E como não é novidade que os americanos procuram estar em tudo o que é lucrativo, em maio dos longínquos anos 2000 foi criada a AGOA, pelo Congresso dos Estados Unidos, para garantir a isenção de impostos para países africanos na exportação de produtos da cadeia têxtil para o mercado americano. Alguns dos países privilegiados na época foram Lesoto, Gabão, Malawi, Etiópia e Quênia.
Ciente das suas vantagens comparativas, como energia barata e população maioritariamente jovem, o governo da Etiópia investiu 250 milhões de dólares na construção de um parque industrial de 275 quilômetros, na capital Addis Ababa, com capacidade de gerar até 60 mil postos de trabalho e 1 bilhão de dólares em receitas de exportação. Com todos esses números, fica mais fácil entender a briga de Tom & Jerry entre os EUA e a China como mais um ingrediente nesse caldo.
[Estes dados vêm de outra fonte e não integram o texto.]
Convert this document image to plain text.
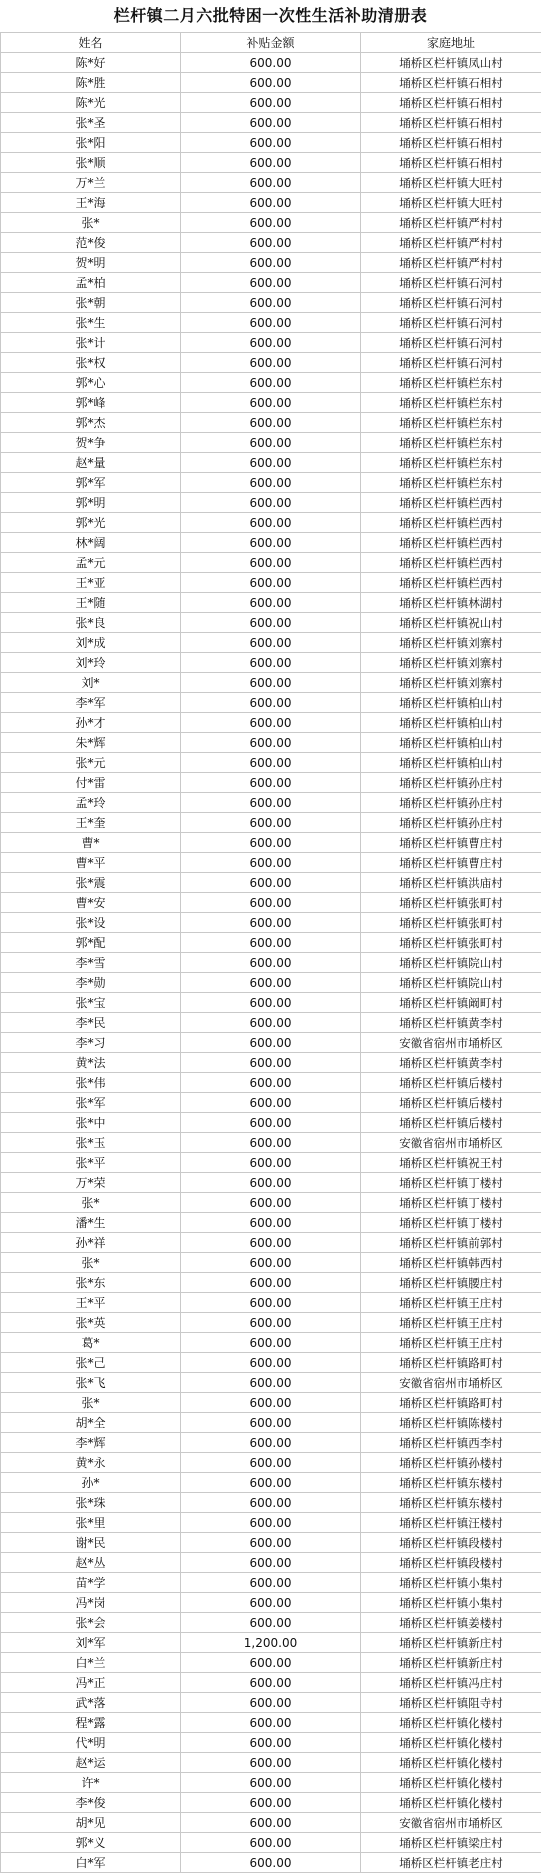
栏杆镇二月六批特困一次性生活补助清册表
姓名	补贴金额	家庭地址
陈*好	600.00	埇桥区栏杆镇凤山村
陈*胜	600.00	埇桥区栏杆镇石相村
陈*光	600.00	埇桥区栏杆镇石相村
张*圣	600.00	埇桥区栏杆镇石相村
张*阳	600.00	埇桥区栏杆镇石相村
张*顺	600.00	埇桥区栏杆镇石相村
万*兰	600.00	埇桥区栏杆镇大旺村
王*海	600.00	埇桥区栏杆镇大旺村
张*	600.00	埇桥区栏杆镇严村村
范*俊	600.00	埇桥区栏杆镇严村村
贺*明	600.00	埇桥区栏杆镇严村村
孟*柏	600.00	埇桥区栏杆镇石河村
张*朝	600.00	埇桥区栏杆镇石河村
张*生	600.00	埇桥区栏杆镇石河村
张*计	600.00	埇桥区栏杆镇石河村
张*权	600.00	埇桥区栏杆镇石河村
郭*心	600.00	埇桥区栏杆镇栏东村
郭*峰	600.00	埇桥区栏杆镇栏东村
郭*杰	600.00	埇桥区栏杆镇栏东村
贺*争	600.00	埇桥区栏杆镇栏东村
赵*量	600.00	埇桥区栏杆镇栏东村
郭*军	600.00	埇桥区栏杆镇栏东村
郭*明	600.00	埇桥区栏杆镇栏西村
郭*光	600.00	埇桥区栏杆镇栏西村
林*阔	600.00	埇桥区栏杆镇栏西村
孟*元	600.00	埇桥区栏杆镇栏西村
王*亚	600.00	埇桥区栏杆镇栏西村
王*随	600.00	埇桥区栏杆镇林湖村
张*良	600.00	埇桥区栏杆镇祝山村
刘*成	600.00	埇桥区栏杆镇刘寨村
刘*玲	600.00	埇桥区栏杆镇刘寨村
刘*	600.00	埇桥区栏杆镇刘寨村
李*军	600.00	埇桥区栏杆镇柏山村
孙*才	600.00	埇桥区栏杆镇柏山村
朱*辉	600.00	埇桥区栏杆镇柏山村
张*元	600.00	埇桥区栏杆镇柏山村
付*雷	600.00	埇桥区栏杆镇孙庄村
孟*玲	600.00	埇桥区栏杆镇孙庄村
王*奎	600.00	埇桥区栏杆镇孙庄村
曹*	600.00	埇桥区栏杆镇曹庄村
曹*平	600.00	埇桥区栏杆镇曹庄村
张*震	600.00	埇桥区栏杆镇洪庙村
曹*安	600.00	埇桥区栏杆镇张町村
张*设	600.00	埇桥区栏杆镇张町村
郭*配	600.00	埇桥区栏杆镇张町村
李*雪	600.00	埇桥区栏杆镇院山村
李*勋	600.00	埇桥区栏杆镇院山村
张*宝	600.00	埇桥区栏杆镇阚町村
李*民	600.00	埇桥区栏杆镇黄李村
李*习	600.00	安徽省宿州市埇桥区
黄*法	600.00	埇桥区栏杆镇黄李村
张*伟	600.00	埇桥区栏杆镇后楼村
张*军	600.00	埇桥区栏杆镇后楼村
张*中	600.00	埇桥区栏杆镇后楼村
张*玉	600.00	安徽省宿州市埇桥区
张*平	600.00	埇桥区栏杆镇祝王村
万*荣	600.00	埇桥区栏杆镇丁楼村
张*	600.00	埇桥区栏杆镇丁楼村
潘*生	600.00	埇桥区栏杆镇丁楼村
孙*祥	600.00	埇桥区栏杆镇前郭村
张*	600.00	埇桥区栏杆镇韩西村
张*东	600.00	埇桥区栏杆镇腰庄村
王*平	600.00	埇桥区栏杆镇王庄村
张*英	600.00	埇桥区栏杆镇王庄村
葛*	600.00	埇桥区栏杆镇王庄村
张*己	600.00	埇桥区栏杆镇路町村
张*飞	600.00	安徽省宿州市埇桥区
张*	600.00	埇桥区栏杆镇路町村
胡*全	600.00	埇桥区栏杆镇陈楼村
李*辉	600.00	埇桥区栏杆镇西李村
黄*永	600.00	埇桥区栏杆镇孙楼村
孙*	600.00	埇桥区栏杆镇东楼村
张*珠	600.00	埇桥区栏杆镇东楼村
张*里	600.00	埇桥区栏杆镇汪楼村
谢*民	600.00	埇桥区栏杆镇段楼村
赵*丛	600.00	埇桥区栏杆镇段楼村
苗*学	600.00	埇桥区栏杆镇小集村
冯*岗	600.00	埇桥区栏杆镇小集村
张*会	600.00	埇桥区栏杆镇姜楼村
刘*军	1,200.00	埇桥区栏杆镇新庄村
白*兰	600.00	埇桥区栏杆镇新庄村
冯*正	600.00	埇桥区栏杆镇冯庄村
武*落	600.00	埇桥区栏杆镇阻寺村
程*露	600.00	埇桥区栏杆镇化楼村
代*明	600.00	埇桥区栏杆镇化楼村
赵*运	600.00	埇桥区栏杆镇化楼村
许*	600.00	埇桥区栏杆镇化楼村
李*俊	600.00	埇桥区栏杆镇化楼村
胡*见	600.00	安徽省宿州市埇桥区
郭*义	600.00	埇桥区栏杆镇梁庄村
白*军	600.00	埇桥区栏杆镇老庄村
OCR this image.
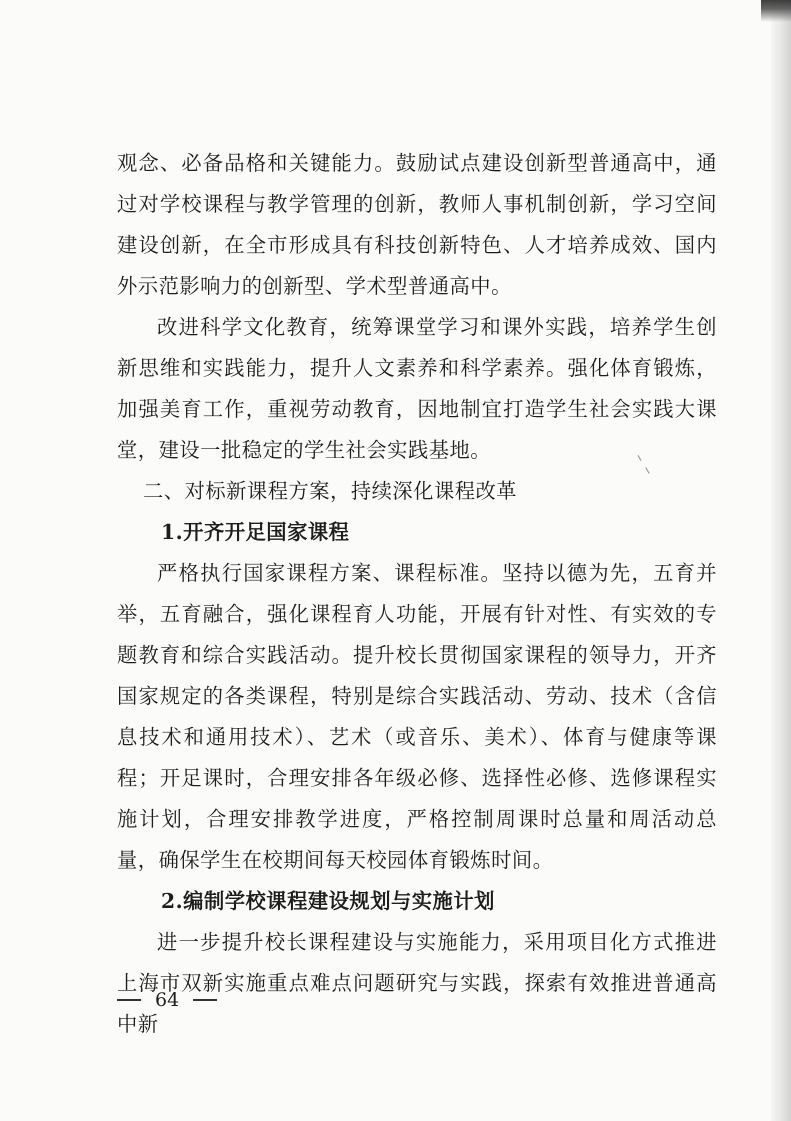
观念、必备品格和关键能力。鼓励试点建设创新型普通高中，通过对学校课程与教学管理的创新，教师人事机制创新，学习空间建设创新，在全市形成具有科技创新特色、人才培养成效、国内外示范影响力的创新型、学术型普通高中。

改进科学文化教育，统筹课堂学习和课外实践，培养学生创新思维和实践能力，提升人文素养和科学素养。强化体育锻炼，加强美育工作，重视劳动教育，因地制宜打造学生社会实践大课堂，建设一批稳定的学生社会实践基地。

二、对标新课程方案，持续深化课程改革
1.开齐开足国家课程

严格执行国家课程方案、课程标准。坚持以德为先，五育并举，五育融合，强化课程育人功能，开展有针对性、有实效的专题教育和综合实践活动。提升校长贯彻国家课程的领导力，开齐国家规定的各类课程，特别是综合实践活动、劳动、技术（含信息技术和通用技术）、艺术（或音乐、美术）、体育与健康等课程；开足课时，合理安排各年级必修、选择性必修、选修课程实施计划，合理安排教学进度，严格控制周课时总量和周活动总量，确保学生在校期间每天校园体育锻炼时间。

2.编制学校课程建设规划与实施计划

进一步提升校长课程建设与实施能力，采用项目化方式推进上海市双新实施重点难点问题研究与实践，探索有效推进普通高中新

64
Inclusive as conhecidas Calvin Klein, Tommy Hilfiger e H & M já estão produzindo na Etiópia.
Além do baixo custo de mão de obra, a competitividade dos países africanos também conta com a farta disponibilidade de terras elegíveis para a plantação de algodão, cadeia que tem recebido investimentos não apenas para produção de matéria-prima para uso local, mas também destinada à exportação. Nesse quesito, supera o mercado chinês.
Mas claro, ainda há muito a ser feito, pois os problemas de infraestrutura nos países africanos são transversais em todos os setores da economia. E ainda que esse mercado da moda se mostre promissor, a falta de investimento financeiro continua sendo um dos maiores obstáculos.
Felizmente algumas tímidas ações vêm surgindo, como a expansão do Creative DNA, um programa de aceleração para produtores da moda do governo britânico, que em outubro de 2023, durante o The Creative African Nexus, na cidade do Cairo, Egito, criou oportunidades de network e mentorias para empreendedoras desse mercado. Mas o que chama atenção mesmo é a criatividade da Joint Venture, entre a Birimian Ventures e a Orange Bank Africa, empresas que juntas têm financiando infraestrutura para armazenamento, distribuição, formação e capital de giro para mulheres empreendedoras da moda na Costa do Marfim, sinalizando que a relação de risco do investimento é compensatória com o retorno dos investimentos.